To ask an actor to consider pulling out of such a role would be like asking a rubberneck not to look at an accident scene as he or she drove by. Okay, perhaps a little glib an analogy there, but the real point being that playing the role of Julian Assange while attempting to put across the actor’s understanding and interpretation of the real life character and events would prove too great a challenge not to want to take on.
It is not a matter of whether the real life personality was or was not a threat to National security, the bottom line here is whether anyone can point out another individual who does not like to watch reenactments or reconstructions of real life events, no matter their political leaning, belief or conviction, particularly if it is both portrayed and depicted in as honest a way as possible and puts the entire situation into perspective for the audience.
Back in January, Benedict Cumberbatch received a ten-page email from founder of WikiLeaks, Julian Assange, the day before he was due to go on set to begin filming The Fifth Estate. The film recounts the story behind the journalist from Australia and his highly publicized whistleblowing site. When asked about the content of the ten-page plea, Cumberbatch responded:
“It was a very considered, thorough, charming and intelligent account of why he thought this was morally wrong for me to be a part of something he thought was going to be damaging in real terms – not just to perceptions but to the reality of the outcome for himself.”
Cumberbatch went on to describe how Assange put across to him how the purpose of Assange’s actions and those around him would be completely compromised, should Cumberbatch go ahead with the film. He relayed how Assange had typified himself as a political refugee and that the Manning case, which was still awaiting trial at the time, as well as others from WikiLeaks who were in detention, would all come under threat if Cumberbatch took part in the film. The pressure that Assange had put on the actor was as if everything absolutely depended upon him; as though it would not have done had another actor taken on the role.
Cumberbatch admitted that after reading the long email from Assange, he “wobbled,” as the email was coming from the very man whom he was about to portray. It did not help that all of this came twenty-four hours before the first day of filming. The thirty-seven year old Sherlock Holmes and Star Trek Into Darkness actor went on to suggest that he would not be human if he had not listened to Assange’s plea or felt his protests – so much so that he considered pulling out completely.
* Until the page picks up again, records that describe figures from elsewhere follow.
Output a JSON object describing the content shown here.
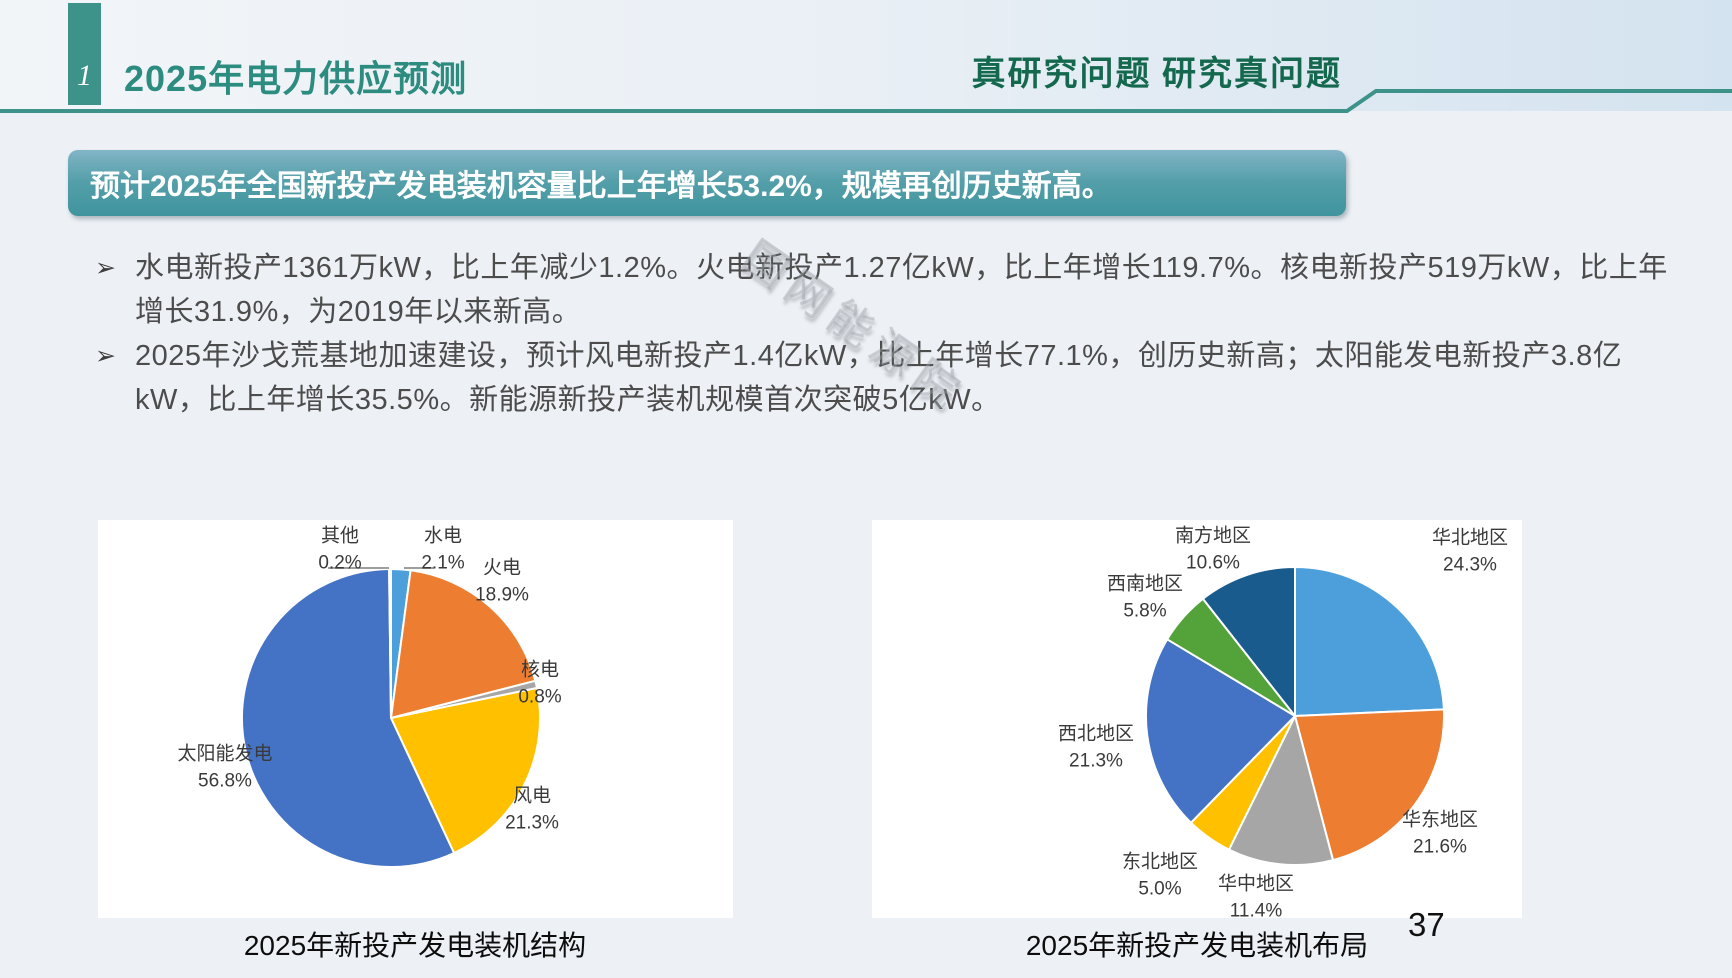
{
  "slide": {
    "header": {
      "index": "1",
      "title": "2025年电力供应预测",
      "slogan": "真研究问题 研究真问题"
    },
    "banner": "预计2025年全国新投产发电装机容量比上年增长53.2%，规模再创历史新高。",
    "bullet_char": "➢",
    "bullets": [
      "水电新投产1361万kW，比上年减少1.2%。火电新投产1.27亿kW，比上年增长119.7%。核电新投产519万kW，比上年增长31.9%，为2019年以来新高。",
      "2025年沙戈荒基地加速建设，预计风电新投产1.4亿kW，比上年增长77.1%，创历史新高；太阳能发电新投产3.8亿kW，比上年增长35.5%。新能源新投产装机规模首次突破5亿kW。"
    ],
    "watermark": "国网能源院",
    "page_number": "37",
    "colors": {
      "accent_teal": "#3d9289",
      "title_teal": "#2d8c80",
      "slogan_green": "#14684e",
      "banner_top": "#82b4c6",
      "banner_bottom": "#3f949e"
    }
  },
  "chart_data": [
    {
      "type": "pie",
      "title": "2025年新投产发电装机结构",
      "legend_position": "labels-around-pie",
      "slices": [
        {
          "label": "水电",
          "value": 2.1,
          "pct_label": "2.1%",
          "color": "#4d9fdb"
        },
        {
          "label": "火电",
          "value": 18.9,
          "pct_label": "18.9%",
          "color": "#ed7d31"
        },
        {
          "label": "核电",
          "value": 0.8,
          "pct_label": "0.8%",
          "color": "#a6a6a6"
        },
        {
          "label": "风电",
          "value": 21.3,
          "pct_label": "21.3%",
          "color": "#ffc000"
        },
        {
          "label": "太阳能发电",
          "value": 56.8,
          "pct_label": "56.8%",
          "color": "#4472c4"
        },
        {
          "label": "其他",
          "value": 0.2,
          "pct_label": "0.2%",
          "color": "#264478"
        }
      ]
    },
    {
      "type": "pie",
      "title": "2025年新投产发电装机布局",
      "legend_position": "labels-around-pie",
      "slices": [
        {
          "label": "华北地区",
          "value": 24.3,
          "pct_label": "24.3%",
          "color": "#4d9fdb"
        },
        {
          "label": "华东地区",
          "value": 21.6,
          "pct_label": "21.6%",
          "color": "#ed7d31"
        },
        {
          "label": "华中地区",
          "value": 11.4,
          "pct_label": "11.4%",
          "color": "#a6a6a6"
        },
        {
          "label": "东北地区",
          "value": 5.0,
          "pct_label": "5.0%",
          "color": "#ffc000"
        },
        {
          "label": "西北地区",
          "value": 21.3,
          "pct_label": "21.3%",
          "color": "#4472c4"
        },
        {
          "label": "西南地区",
          "value": 5.8,
          "pct_label": "5.8%",
          "color": "#54a33a"
        },
        {
          "label": "南方地区",
          "value": 10.6,
          "pct_label": "10.6%",
          "color": "#1a5b8d"
        }
      ]
    }
  ]
}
After spending hours thinking up what to write in reply, Cumberbatch told the press what he finally managed to muster up in as clear a message as he could to Assange. He said:
“This film is going to explore what you achieved, what brought you to the world’s attention, in a way that I think is nothing but positive. I admit to doing work because I’m a vain actor… yet I’m not acting in a moral vacuum. I have considered this, and whatever happens I want to give as much complexity and understanding of you as I can.”
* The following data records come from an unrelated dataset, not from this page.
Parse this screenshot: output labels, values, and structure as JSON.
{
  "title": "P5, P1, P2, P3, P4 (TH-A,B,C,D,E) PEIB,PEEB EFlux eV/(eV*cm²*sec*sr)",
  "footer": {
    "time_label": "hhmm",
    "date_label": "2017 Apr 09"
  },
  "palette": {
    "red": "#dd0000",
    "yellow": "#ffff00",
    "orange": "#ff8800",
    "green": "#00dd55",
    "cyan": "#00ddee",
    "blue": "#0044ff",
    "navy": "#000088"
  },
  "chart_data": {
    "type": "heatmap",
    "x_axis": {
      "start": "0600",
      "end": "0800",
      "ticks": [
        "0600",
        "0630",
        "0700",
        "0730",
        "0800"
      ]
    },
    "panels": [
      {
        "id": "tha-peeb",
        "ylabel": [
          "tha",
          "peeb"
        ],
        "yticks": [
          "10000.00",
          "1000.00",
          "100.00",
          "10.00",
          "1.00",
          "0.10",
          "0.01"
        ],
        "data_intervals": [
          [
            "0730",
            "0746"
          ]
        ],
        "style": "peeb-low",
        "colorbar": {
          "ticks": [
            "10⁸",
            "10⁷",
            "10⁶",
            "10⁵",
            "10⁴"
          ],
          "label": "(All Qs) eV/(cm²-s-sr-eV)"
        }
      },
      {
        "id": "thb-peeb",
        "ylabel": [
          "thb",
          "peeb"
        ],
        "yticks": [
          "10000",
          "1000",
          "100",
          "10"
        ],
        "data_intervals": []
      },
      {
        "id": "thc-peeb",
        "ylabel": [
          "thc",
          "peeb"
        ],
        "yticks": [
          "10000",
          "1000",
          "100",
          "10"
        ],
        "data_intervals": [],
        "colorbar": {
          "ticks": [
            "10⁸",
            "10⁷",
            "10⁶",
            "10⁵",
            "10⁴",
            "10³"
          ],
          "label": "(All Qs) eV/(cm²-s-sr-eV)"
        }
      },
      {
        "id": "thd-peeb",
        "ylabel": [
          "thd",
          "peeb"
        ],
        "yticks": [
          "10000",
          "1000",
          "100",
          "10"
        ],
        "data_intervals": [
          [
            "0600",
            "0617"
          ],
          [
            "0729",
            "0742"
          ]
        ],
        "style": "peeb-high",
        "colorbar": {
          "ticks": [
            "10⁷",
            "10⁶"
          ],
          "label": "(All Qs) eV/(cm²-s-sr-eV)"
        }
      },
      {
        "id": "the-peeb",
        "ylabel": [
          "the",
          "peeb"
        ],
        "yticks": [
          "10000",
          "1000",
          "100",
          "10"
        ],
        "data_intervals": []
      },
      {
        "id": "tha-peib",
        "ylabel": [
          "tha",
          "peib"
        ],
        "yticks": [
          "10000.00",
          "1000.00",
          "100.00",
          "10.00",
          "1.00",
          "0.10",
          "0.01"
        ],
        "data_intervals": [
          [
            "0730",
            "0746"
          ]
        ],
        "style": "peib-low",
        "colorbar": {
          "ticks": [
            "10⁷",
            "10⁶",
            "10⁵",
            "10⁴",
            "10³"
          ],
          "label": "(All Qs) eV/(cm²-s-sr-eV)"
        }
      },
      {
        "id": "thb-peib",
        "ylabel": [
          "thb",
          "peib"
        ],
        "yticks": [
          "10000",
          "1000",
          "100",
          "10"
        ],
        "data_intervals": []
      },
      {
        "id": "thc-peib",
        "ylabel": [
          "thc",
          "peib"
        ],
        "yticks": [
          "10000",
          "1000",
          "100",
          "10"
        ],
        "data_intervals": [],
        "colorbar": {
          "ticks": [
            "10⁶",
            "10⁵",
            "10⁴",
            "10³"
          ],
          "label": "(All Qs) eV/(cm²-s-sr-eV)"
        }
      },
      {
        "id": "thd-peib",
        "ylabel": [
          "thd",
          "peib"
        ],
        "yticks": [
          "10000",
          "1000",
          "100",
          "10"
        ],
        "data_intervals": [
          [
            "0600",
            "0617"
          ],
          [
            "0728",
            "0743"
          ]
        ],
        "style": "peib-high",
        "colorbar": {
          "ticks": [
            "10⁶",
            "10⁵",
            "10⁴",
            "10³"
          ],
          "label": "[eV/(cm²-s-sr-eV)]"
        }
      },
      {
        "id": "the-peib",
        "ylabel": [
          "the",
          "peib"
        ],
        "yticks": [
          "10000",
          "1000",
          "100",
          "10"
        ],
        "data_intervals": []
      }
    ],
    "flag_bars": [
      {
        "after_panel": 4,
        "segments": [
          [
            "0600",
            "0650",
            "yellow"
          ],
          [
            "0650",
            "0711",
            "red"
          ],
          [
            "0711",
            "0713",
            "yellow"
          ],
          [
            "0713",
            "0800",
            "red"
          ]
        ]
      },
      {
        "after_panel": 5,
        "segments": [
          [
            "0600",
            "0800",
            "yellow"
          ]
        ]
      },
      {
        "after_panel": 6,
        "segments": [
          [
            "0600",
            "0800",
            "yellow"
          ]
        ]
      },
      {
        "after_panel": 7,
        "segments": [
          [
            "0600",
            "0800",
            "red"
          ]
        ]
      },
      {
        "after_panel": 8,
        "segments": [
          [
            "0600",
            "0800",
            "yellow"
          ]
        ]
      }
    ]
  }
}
Cumberbatch told the Daily Record that although he was aware of the Assange story breaking back in 2010, it was not until he was asked to play him that he realized how little he knew of the person himself, which propelled him to investigate further into the challenge. Focusing on sourced news material, Cumberbatch also worked with Assange’s biography and his side of the whole story.
The actor continued that although he realized how on the one side, Assange is portrayed by the press as some “white-haired dude locked up in an embassy over allegations of rape,” he was more interested in appealing to those who would look at the actor’s work and better understand the topic in more detail.
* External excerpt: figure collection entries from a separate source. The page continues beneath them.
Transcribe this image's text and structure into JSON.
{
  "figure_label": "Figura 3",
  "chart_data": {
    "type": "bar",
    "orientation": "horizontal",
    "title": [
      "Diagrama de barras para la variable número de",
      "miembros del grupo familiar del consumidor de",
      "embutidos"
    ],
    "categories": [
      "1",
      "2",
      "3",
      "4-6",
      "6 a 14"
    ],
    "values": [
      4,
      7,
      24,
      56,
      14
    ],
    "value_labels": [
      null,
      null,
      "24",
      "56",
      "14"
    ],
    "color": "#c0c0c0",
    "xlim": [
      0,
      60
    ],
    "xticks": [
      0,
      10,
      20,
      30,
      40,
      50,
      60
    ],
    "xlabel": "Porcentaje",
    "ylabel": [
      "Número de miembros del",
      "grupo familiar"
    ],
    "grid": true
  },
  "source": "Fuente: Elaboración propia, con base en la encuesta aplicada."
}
Without attempting to over glorify the man, Cumberbatch did add that the role he took on was one belonging to a catalyst that “has changed the way we view our world and question authority in a democracy, and demand access to transparency of information and accountability.” These are the reasons he gave to justify his taking on the role, all in spite of Assange’s ten-page email, asking Cumberbatch not to.
The film, The Fifth Estate is based on a book by Daniel Domscheit-Berg who is Julian Assange’s former associate. The thriller covers the life of the founder of WikiLeaks from 2007 to 2010, and culminates with the biggest leak by Bradley (Chelsea) Manning, of highly classified US military data in American history. The film opened the Toronto Film Festival last week and is due for general release October 13.